The number of cancer cases has continued to rise across Europe, however mortality rates from the disease have fallen, according to the World Health Organization's "European Health Report", published Wednesday.
Some 2.4 percent of people living in the 53 countries constituting the WHO's "Europe region" had cancer in 2014, a 50 percent increase since 2000, although the figure conceals significant disparities in cancer type and region.
In the Nordic countries of Sweden, Norway, Finland, Denmark and Iceland, the prevalence of cancer is twice as high at five percent, while it is only 1.8 percent in the 10 post-Soviet states that comprise the CIS (Commonwealth of Independent States), which includes Belarus, Georgia and Russia.
The 2013 figure in the European Union was 2.8 percent, with a slightly higher prevalence for women (2.9 percent) than for men (2.7 percent).
New breast cancer cases increased by 30 percent between 2000 and 2014, when 110 new cases were reported per every 100,000 women.
The rise is constant throughout the region, with the Nordic countries recording the most new cases with 175 per 100,000 women in 2014.
Although breast cancer has become more common, it has also been better treated.
Death rates from the disease have steadily decreased in the region since the late 1990s, reaching 20 deaths per 100,000 women in 2015 (21.4 in the EU), compared to 23.8 in 2000 (26.8 in the EU).
Cases of cervical cancer have varied from country to country over time.
Rates declined slowly in the EU (12 per 100,000 women in 2014, a 12.5 percent fall since 2000), while steadily increasing in the CIS (17.8 per 100,000 in 2014, a 23 percent rise since 2000).

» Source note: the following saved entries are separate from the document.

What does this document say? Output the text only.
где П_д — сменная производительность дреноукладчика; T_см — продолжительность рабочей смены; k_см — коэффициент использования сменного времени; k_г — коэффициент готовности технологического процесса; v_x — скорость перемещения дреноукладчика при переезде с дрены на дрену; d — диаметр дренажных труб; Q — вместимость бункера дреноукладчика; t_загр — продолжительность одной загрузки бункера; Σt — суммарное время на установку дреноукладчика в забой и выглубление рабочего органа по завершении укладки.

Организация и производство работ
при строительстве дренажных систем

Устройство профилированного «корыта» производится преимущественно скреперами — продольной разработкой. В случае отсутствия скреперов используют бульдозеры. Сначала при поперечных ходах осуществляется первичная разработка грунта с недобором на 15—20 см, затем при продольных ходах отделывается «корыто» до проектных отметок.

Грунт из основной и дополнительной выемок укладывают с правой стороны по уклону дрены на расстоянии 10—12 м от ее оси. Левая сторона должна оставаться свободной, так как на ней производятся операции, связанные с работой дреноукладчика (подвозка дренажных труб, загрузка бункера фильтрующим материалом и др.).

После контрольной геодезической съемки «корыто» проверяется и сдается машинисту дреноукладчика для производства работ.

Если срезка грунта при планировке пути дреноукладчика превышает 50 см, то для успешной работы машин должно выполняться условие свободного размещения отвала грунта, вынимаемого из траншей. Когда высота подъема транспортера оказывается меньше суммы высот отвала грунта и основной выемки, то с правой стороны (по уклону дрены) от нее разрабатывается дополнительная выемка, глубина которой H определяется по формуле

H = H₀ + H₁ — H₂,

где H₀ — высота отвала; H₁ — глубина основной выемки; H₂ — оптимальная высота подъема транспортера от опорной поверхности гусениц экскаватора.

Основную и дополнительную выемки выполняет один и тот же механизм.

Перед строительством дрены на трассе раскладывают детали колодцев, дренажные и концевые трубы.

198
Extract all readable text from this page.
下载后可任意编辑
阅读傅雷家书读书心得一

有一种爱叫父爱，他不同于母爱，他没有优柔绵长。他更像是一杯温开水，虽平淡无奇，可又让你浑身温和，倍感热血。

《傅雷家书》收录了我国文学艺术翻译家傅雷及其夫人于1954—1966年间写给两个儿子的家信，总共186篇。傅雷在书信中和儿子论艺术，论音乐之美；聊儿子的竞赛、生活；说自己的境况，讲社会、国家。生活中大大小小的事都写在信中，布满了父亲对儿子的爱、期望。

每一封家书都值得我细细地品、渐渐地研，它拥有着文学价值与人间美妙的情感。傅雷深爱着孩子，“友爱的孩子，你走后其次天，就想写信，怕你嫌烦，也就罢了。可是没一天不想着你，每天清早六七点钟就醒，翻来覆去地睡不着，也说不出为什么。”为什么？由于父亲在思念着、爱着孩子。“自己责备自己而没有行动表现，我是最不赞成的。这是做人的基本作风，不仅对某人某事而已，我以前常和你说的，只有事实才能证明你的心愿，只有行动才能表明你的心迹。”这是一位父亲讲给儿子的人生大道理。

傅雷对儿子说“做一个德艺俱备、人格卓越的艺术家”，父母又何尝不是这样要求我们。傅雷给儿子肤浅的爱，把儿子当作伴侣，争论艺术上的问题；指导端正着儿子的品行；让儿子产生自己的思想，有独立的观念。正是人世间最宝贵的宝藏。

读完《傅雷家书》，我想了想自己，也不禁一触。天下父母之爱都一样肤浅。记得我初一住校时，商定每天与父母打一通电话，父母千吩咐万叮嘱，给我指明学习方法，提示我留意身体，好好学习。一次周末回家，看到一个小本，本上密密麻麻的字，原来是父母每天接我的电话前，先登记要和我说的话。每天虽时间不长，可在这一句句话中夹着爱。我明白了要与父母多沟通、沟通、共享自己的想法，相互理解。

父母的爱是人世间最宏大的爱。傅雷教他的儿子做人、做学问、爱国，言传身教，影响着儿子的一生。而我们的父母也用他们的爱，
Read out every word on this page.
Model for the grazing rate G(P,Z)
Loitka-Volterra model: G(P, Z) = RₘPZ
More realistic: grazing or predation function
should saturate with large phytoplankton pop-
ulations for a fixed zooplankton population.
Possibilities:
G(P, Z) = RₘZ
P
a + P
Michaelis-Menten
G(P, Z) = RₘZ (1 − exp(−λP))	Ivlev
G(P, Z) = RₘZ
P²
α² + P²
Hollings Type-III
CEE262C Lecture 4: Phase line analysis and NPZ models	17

Cervical cancer death rates have halved in the EU since the 1970s, with three deaths per 100,000 women in 2015.
Mortality rates in the CIS are more than twice as high, with 6.9 deaths per 100,000 women in 2014, which is unchanged since 1990.
Incidences of tracheal, bronchial and lung cancers have also varied across the region.
Rates increased by almost 50 percent in France between 2000 and 2015 (from 47 to 70 cases per 100,000 people), much faster than the 11 percent rise recorded across the rest of the EU.
The average for the whole of the "Europe region" stood at 49 cases per 100,000 inhabitants in 2014.
Mortality rates from these cancers are decreasing across the region, with a 13 percent fall since 2000, although there are several exceptions.
The rate in France fell only two percent since 2000, with 34.6 deaths recorded per 100,000 inhabitants in 2014, and increased in Portugal by 10 percent over the same period.